The TLR receptor family plays a vital role in natural immunity and inflammation. TLR2 mainly relies on interactions with other TLRs. Studies have shown that combating the activity of TLR2 and TLR4 in rats’ livers or lungs substantially minimizes the severity of local ischemia-reperfusion damage [52]. The expression of TLR4 mRNA in the mononuclear cells of the peripheral blood of heat-stressed pigs is enormously raised. HS can regulate the host immunological responses by modulating the expression of TLR4 [53]. HS causes changes in the production of HSP proteins. HSP70, an essential member within the HSP complex family members, can bind to TLR4 and trigger an inflammation reaction [54]. The signaling pathways of TLR4 are mainly MyD88-dependent and TRIF-dependent signaling pathways [55]. TLR4 triggers the NF-κB signaling pathway through these two transduction routes, initiating an inflammatory response [56]. The experiment’s results illustrated a considerable rise in the transcription of HSP70 mRNA in the spleen of broiler chickens. Additionally, there was a significant increase in mRNA levels for TLR2, TLR4, MYD88, TRIF, and NF-kB genes, which are part of the relevant pathway. These findings indicate that prolonged exposure to high temperatures can trigger an inflammatory reaction in the spleen of broiler chickens by activating the TLRs/MyD88/NF-κB signaling pathway.

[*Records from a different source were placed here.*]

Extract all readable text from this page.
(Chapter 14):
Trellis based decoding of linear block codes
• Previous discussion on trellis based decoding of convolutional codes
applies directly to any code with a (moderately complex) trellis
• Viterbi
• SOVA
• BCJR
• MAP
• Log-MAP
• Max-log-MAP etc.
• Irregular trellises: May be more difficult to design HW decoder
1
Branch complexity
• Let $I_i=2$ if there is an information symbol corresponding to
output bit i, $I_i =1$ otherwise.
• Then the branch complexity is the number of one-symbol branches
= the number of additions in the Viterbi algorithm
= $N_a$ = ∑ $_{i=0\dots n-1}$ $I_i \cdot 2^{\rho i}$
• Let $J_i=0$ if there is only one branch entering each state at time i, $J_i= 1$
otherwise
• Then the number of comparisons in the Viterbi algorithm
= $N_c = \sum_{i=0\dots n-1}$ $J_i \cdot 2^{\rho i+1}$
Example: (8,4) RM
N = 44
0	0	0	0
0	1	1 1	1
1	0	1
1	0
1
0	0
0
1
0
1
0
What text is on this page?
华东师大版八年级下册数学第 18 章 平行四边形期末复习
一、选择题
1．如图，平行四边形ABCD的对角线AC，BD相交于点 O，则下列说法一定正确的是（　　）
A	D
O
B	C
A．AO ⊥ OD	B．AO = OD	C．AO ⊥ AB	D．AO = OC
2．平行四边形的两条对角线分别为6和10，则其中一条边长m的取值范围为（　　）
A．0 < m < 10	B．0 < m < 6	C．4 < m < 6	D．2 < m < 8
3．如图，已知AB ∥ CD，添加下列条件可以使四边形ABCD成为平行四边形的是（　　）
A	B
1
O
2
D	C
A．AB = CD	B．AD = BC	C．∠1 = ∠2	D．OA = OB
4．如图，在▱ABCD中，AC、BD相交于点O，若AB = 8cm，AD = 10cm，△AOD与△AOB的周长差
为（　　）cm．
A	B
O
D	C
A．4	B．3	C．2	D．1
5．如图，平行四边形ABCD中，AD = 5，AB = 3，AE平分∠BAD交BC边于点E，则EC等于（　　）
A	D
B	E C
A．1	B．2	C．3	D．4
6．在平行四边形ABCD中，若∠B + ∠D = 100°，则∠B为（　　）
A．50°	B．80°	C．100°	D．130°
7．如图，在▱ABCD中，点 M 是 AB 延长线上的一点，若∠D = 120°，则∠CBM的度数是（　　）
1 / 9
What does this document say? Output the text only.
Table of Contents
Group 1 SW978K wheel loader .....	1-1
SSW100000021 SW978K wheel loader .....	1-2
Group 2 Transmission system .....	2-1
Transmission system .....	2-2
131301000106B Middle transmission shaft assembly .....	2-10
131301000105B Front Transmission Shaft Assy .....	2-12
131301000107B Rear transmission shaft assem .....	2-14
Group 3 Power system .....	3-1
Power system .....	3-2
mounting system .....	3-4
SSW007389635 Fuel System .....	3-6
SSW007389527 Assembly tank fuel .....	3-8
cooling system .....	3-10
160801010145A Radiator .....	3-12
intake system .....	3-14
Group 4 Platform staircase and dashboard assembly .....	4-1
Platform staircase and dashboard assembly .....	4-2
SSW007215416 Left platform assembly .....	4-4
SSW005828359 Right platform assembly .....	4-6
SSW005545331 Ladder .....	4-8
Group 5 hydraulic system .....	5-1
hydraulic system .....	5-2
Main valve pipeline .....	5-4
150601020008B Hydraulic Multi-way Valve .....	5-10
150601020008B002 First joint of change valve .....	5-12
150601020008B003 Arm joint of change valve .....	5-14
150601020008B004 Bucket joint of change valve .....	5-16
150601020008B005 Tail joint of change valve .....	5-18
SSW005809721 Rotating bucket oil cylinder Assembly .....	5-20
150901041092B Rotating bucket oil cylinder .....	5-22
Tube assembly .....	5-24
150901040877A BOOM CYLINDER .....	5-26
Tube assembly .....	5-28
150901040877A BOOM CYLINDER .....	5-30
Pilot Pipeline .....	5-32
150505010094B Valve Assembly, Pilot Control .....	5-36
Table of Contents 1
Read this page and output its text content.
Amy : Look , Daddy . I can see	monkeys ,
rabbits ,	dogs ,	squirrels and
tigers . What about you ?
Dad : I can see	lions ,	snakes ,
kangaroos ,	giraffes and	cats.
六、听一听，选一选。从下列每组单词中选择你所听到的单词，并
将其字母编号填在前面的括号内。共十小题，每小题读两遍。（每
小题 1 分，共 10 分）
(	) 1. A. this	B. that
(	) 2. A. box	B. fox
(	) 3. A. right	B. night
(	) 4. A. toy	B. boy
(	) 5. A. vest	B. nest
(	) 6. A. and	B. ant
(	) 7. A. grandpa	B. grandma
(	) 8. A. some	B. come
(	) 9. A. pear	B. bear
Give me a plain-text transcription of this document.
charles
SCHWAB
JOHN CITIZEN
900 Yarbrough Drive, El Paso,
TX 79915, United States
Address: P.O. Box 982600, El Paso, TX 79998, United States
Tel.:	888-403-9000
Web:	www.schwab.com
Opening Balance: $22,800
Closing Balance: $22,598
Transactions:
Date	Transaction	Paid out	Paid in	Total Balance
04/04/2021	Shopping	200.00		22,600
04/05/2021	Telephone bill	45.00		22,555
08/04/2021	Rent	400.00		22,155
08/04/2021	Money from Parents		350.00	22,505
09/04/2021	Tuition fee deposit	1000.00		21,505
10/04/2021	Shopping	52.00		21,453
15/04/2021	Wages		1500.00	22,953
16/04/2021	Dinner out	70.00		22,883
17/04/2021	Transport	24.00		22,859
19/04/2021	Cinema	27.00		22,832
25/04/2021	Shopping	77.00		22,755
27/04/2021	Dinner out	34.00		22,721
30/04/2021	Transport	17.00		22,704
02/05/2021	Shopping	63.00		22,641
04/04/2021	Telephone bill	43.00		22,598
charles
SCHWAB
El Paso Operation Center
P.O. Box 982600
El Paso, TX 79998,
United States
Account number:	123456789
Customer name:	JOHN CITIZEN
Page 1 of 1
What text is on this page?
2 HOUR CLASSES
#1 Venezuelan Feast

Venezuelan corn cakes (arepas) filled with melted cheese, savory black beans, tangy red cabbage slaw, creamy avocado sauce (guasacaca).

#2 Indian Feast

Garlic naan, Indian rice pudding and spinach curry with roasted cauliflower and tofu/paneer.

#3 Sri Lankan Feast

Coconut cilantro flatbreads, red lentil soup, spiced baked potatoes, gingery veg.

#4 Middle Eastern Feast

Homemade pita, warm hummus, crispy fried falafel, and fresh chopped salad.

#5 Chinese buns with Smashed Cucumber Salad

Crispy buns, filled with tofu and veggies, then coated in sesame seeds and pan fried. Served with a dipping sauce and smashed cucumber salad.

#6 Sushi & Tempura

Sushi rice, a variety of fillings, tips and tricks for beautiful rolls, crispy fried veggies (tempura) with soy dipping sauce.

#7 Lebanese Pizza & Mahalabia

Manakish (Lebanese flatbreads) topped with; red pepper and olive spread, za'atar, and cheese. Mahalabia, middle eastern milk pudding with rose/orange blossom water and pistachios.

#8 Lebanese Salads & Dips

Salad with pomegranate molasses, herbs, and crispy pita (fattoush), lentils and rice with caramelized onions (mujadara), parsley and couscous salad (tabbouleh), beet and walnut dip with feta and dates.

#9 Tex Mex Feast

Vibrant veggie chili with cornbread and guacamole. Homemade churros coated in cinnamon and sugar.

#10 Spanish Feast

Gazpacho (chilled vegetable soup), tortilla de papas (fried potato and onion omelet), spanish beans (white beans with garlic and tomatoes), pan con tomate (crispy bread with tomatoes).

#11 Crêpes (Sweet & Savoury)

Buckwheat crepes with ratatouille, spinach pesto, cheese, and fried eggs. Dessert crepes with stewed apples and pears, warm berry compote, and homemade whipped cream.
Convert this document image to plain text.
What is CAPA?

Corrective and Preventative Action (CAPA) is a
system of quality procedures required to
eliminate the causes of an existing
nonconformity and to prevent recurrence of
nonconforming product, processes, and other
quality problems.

This, in turn, can result in spleen damage and impaired immune function. The ensuing inflammation in the spleen resulted in damage and impaired immunological function in the broiler spleen.

5. Conclusions

In this experiment, chronic Heat Stress (HS) caused a decrease in broiler production performance, a decrease in the body’s antioxidant capacity, and oxidative stress, which led to pathological injuries and a decrease in the immune function of broiler spleens. HS-induced inflammatory reactions in the spleen influenced the production of genes associated with the TLR/MyD88/NF-κB signaling pathway, and these damages were exacerbated as the duration of HS increased. According to the research results, it primarily harms broilers’ spleen by triggering an inflammatory reaction. Therefore, in preventing HS in broilers, in addition to basic methods such as lowering the temperature and ventilation, effective inhibition of the inflammatory response is one of the ways to alleviate HS potentially. The findings of this experiment are crucial for investigating pharmaceuticals that impede the inflammatory reaction to mitigate the harm induced by HS and minimize the losses incurred in broiler breeding due to HS.